Sealy Center on Aging, University of Texas Medical Branch, Galveston, Texas.
Department of Preventive Medicine and Community Health, University of Texas Medical Branch, Galveston, Texas.
J Am Geriatr Soc. 2019 Jun;67(6):1174-1181. doi: 10.1111/jgs.15779. Epub 2019 Jan 29.
BACKGROUND/OBJECTIVES: Peripheral neuropathy is a common diabetes complication that can increase fall risk. Regarding fall risk, the impact of pain management using tricyclic antidepressants (TCAs) or γ-aminobutyric acid (GABA) analogs is unclear because these medications can also cause falls. This study investigates the impact of these drugs on fall and fracture risk in older diabetic peripheral neuropathy (DPN) patients.
Historical cohort study with 1-to-1 propensity matching of TCA/GABA-analog users and nonusers.
Nationally representative 5% Medicare sample between the years 2008 and 2010.
After applying all selection criteria, 5,550 patients with prescription and 22,200 patients without prescription of TCAs/GABA-analogs were identified. Both patient groups were then stratified for fall history and matched based on propensity of receiving TCAs/GABA-analogs within each group.
Patients were followed until the first incidence of fall or the first incidence of fracture during the follow-up period (for up to 5 years).
After matching, users and nonusers were largely similar. After covariate adjustment, TCA/GABA-analog use was associated with a statistically significant increase in fall risk (adjusted hazard ratio [HR] = 1.11; 95% confidence interval [CI] = 1.03-1.20), but was not associated with fracture risk (adjusted HR = 1.09; 95% CI = 0.99-1.19) in the conventional analysis. Treating TCA/GABA-analog use as a time-dependent covariate resulted in statistically significant associations of TCA/GABA-analog use with both fall and fracture risk (HR = 1.26 [95% CI = 1.17-1.36]; and HR = 1.12 [95% CI = 1.02-1.24], respectively).

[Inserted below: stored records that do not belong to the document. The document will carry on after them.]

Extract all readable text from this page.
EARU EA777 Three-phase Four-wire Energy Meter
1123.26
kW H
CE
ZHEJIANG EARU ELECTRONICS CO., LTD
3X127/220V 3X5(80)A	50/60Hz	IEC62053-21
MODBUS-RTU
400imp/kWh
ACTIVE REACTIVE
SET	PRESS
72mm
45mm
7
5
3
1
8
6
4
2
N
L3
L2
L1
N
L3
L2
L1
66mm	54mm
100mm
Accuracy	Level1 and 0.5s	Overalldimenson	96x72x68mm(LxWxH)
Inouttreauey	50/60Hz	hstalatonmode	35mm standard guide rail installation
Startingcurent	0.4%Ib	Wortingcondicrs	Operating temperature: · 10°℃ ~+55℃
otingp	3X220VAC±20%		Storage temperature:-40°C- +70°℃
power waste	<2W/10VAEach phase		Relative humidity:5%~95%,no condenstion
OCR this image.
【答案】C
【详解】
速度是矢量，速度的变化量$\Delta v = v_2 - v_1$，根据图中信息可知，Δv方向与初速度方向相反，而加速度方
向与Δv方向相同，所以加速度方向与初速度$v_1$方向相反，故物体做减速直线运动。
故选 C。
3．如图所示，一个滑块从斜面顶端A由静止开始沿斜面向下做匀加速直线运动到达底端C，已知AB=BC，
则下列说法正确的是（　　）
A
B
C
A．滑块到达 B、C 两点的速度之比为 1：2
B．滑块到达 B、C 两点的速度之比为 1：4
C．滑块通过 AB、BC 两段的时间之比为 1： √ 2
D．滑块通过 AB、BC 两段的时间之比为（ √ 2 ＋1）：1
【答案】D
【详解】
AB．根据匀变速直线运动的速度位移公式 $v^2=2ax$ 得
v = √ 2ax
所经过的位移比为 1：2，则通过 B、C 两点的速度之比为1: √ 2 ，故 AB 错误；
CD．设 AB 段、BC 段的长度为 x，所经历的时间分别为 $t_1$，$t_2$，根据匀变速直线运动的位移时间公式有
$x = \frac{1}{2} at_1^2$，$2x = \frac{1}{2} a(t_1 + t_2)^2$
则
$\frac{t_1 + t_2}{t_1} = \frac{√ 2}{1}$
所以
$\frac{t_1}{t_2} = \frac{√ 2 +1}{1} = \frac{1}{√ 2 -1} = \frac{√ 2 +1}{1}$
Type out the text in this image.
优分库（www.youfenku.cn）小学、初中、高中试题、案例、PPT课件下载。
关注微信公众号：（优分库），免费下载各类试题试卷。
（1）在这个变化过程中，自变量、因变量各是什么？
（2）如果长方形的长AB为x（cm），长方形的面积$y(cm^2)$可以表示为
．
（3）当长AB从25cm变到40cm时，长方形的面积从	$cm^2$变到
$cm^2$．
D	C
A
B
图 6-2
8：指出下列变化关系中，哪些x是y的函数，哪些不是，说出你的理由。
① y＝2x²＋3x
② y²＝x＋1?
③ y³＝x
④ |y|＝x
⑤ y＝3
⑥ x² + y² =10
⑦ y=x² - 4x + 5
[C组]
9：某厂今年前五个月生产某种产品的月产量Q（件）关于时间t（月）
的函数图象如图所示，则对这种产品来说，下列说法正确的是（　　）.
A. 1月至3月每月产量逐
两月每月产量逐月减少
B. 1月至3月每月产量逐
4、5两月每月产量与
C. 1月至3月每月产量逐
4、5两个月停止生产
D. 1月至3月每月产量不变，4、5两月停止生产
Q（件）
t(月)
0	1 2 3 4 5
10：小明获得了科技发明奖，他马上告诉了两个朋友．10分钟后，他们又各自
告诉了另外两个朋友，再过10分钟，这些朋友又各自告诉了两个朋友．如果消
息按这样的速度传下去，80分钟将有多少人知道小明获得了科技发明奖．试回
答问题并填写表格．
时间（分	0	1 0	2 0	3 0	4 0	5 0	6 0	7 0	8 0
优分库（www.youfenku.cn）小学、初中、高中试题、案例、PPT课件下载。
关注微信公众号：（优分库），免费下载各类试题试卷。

Among older patients with DPN, GABA-analogs or TCAs increase fall risk and possibly fracture risk. Use of these medications is therefore a potentially modifiable risk factor for falls and fractures in this population.
背景/目的:周围神经病变是一种常见的糖尿病并发症,会增加跌倒风险。关于跌倒风险,使用三环类抗抑郁药(TCAs)或γ-氨基丁酸(GABA)类似物进行疼痛管理的影响尚不清楚,因为这些药物也会导致跌倒。本研究旨在调查这些药物对老年糖尿病周围神经病变(DPN)患者跌倒和骨折风险的影响。
TCAs/GABA 类似物使用者和非使用者的 1:1 倾向匹配的历史性队列研究。
2008 年至 2010 年全国代表性的 5%医疗保险样本。
在应用所有选择标准后,确定了 5550 名有 TCA/GABA 类似物处方和 22200 名无 TCA/GABA 类似物处方的患者。然后根据每个组内接受 TCA/GABA 类似物的倾向,对两组患者进行分层并进行匹配。
患者在随访期间(最长 5 年)直至首次发生跌倒或首次发生骨折。
匹配后,使用者和非使用者在很大程度上相似。调整协变量后,TCA/GABA 类似物的使用与跌倒风险显著增加相关(调整后的危害比 [HR] = 1.11;95%置信区间 [CI] = 1.03-1.20),但与骨折风险无关(调整后的 HR = 1.09;95% CI = 0.99-1.19)在常规分析中。将 TCA/GABA 类似物的使用视为时间依赖性协变量,结果表明 TCA/GABA 类似物的使用与跌倒和骨折风险均具有统计学显著关联(HR = 1.26 [95% CI = 1.17-1.36];和 HR = 1.12 [95% CI = 1.02-1.24])。
在老年 DPN 患者中,GABA 类似物或 TCAs 会增加跌倒风险,并可能增加骨折风险。因此,在该人群中,使用这些药物可能是跌倒和骨折的一个潜在可改变的危险因素。